Next year’s Belmont Stakes will not be run at Belmont Park on the Queens/Nassau border, Governor Kathy Hochul announced Wednesday.
The third leg of thoroughbred racing’s Triple Crown will instead be run upstate at Saratoga Race Course as part of a special spring racing festival while the $450 million reconstruction of Belmont Park continues. Saratoga traditionally hosts racing from mid-July through Labor Day on the New York Racing Association (NYRA) circuit, but the Belmont rebuild — which will include a new, smaller grandstand and renovated racing surfaces — has necessitated major changes to the racing schedule.
Traditionally, the Belmont Stakes brings crowds of between 50,000 and 90,000 to Belmont Park, the number often titling higher whenever a Triple Crown sweep is possible — as it was in 2015 and 2018, when American Pharoah and Justify, respectively, became the 12th and 13th Triple Crown winners. But the ongoing project made it impossible to host racing at Belmont next year.
Aqueduct Racetrack in Queens, which was downsized years ago with the development of the Resorts World New York City casino, will host in 2024 other race dates normally run at Belmont, but lacks the seating capacity to accommodate an event such as the Belmont Stakes.
Saratoga, however, has a capacity of about 50,000 patrons; NYRA has spent millions of dollars upgrading the facility in recent years, and the track normally gets close to a million fans during its 40-day summer racing meet.
The four-day Belmont Stakes festival at Saratoga, scheduled for June 6-9, figures to get large crowds for the novelty meet. The Belmont Stakes itself will also be different; the traditional 1 1/2 mile distance will be truncated to 1 1/4 miles because of Saratoga’s smaller 1 1/8 mile main track.
NYRA is also increasing the Belmont Stakes purse next year from $1.5 million to $2 million. Purses for all of the stakes races to be run during the festival meet will also be increased to attract some of the nation’s best horses.
In her announcement Wednesday, Hochul called the Belmont Stakes-at-Saratoga meet “a win for horse racing and for the Capitol Region to have the excitement and the ability to host the four-day festival.”
As for Belmont Park, Hochul’s office says the rebuild — the first since the current grandstand was built in the 1960s — will generate $1 billion in “construction-related impacts,” including 3,700 construction jobs and 740 new full-time jobs. The new grandstand, while expected to be much smaller than the current facility, will include various amenities and access to the spacious Belmont infield, making the track better suited for hosting big events like the Belmont Stakes and the Breeders’ Cup World Championships, a fall racing festival last hosted at Belmont in 2005.
Patrick McKenna, a NYRA spokesperson, told amNewYork Metro on Wednesday that the Belmont project will be complete in 2026.

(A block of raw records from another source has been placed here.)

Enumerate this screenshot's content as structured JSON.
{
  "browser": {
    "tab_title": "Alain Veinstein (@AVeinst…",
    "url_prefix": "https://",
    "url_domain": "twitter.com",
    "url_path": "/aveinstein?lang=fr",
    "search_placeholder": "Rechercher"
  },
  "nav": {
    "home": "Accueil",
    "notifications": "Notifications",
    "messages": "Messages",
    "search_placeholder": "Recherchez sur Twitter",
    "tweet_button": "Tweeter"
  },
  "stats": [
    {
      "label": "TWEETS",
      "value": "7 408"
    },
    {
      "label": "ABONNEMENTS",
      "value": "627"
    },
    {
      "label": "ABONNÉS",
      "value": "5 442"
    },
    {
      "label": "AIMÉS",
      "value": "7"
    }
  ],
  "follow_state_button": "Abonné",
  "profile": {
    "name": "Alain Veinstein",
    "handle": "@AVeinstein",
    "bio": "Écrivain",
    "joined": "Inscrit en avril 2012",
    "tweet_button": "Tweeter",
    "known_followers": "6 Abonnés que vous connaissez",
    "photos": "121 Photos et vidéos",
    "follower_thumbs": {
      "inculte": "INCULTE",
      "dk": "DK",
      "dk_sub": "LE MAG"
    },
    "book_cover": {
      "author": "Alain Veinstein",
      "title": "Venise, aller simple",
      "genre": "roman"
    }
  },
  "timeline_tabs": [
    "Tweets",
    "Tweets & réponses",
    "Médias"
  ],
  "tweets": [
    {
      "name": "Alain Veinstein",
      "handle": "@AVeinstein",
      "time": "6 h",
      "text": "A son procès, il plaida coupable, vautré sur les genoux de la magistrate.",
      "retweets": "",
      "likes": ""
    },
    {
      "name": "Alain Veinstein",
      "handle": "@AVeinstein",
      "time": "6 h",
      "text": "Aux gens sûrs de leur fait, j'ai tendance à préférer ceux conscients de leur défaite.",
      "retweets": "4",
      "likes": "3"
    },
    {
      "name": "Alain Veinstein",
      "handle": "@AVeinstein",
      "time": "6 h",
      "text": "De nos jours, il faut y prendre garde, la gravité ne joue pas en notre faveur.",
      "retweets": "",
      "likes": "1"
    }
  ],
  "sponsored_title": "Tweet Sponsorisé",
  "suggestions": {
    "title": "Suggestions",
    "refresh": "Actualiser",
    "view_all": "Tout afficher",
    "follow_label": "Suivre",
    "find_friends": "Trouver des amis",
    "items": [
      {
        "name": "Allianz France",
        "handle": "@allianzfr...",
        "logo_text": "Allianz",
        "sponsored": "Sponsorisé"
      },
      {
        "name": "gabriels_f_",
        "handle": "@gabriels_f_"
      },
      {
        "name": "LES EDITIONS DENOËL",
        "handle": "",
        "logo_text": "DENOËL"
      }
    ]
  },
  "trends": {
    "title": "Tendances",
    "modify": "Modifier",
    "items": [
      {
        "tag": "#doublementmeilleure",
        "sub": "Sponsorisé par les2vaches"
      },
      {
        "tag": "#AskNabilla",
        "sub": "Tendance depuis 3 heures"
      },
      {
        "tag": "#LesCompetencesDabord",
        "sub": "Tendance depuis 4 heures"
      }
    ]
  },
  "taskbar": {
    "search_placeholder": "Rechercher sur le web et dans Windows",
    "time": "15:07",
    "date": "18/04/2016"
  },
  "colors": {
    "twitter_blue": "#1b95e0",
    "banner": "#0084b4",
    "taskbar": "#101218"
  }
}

The improvements include renovations to the massive Belmont Park track — a 1 1/2 mile dirt oval and two turf courses within. NYRA is also building a synthetic racing oval within the turf courses to accommodate year-round racing in all types of weather.
In recent years, NYRA officials have announced their intent to consolidate racing operations downstate at Belmont after the rebuild is completed. That would mean the end of racing at Aqueduct, clearing the way for the 87-acre site’s eventual redevelopment.
McKenna said that NYRA “currently working on the installation of the synthetic surface, with the renovation of the main track and two surfaces to come. In addition, the construction of a pedestrian tunnel connecting the infield with the grandstand is well underway.”
“A more detailed timeline for various aspects of the project will be available in the coming weeks,” McKenna said.
For now, Aqueduct will be hosting NYRA racing for roughly 10 of 12 months in 2024, taking over Belmont’s regular spring, summer and fall racing dates with Saratoga’s Belmont Stakes festival and summer meets sandwiched in between. The regular Saratoga meet runs from July 11 through Sept. 2.
Updated on Dec. 6 at 12:05 p.m. with comment from the NYRA.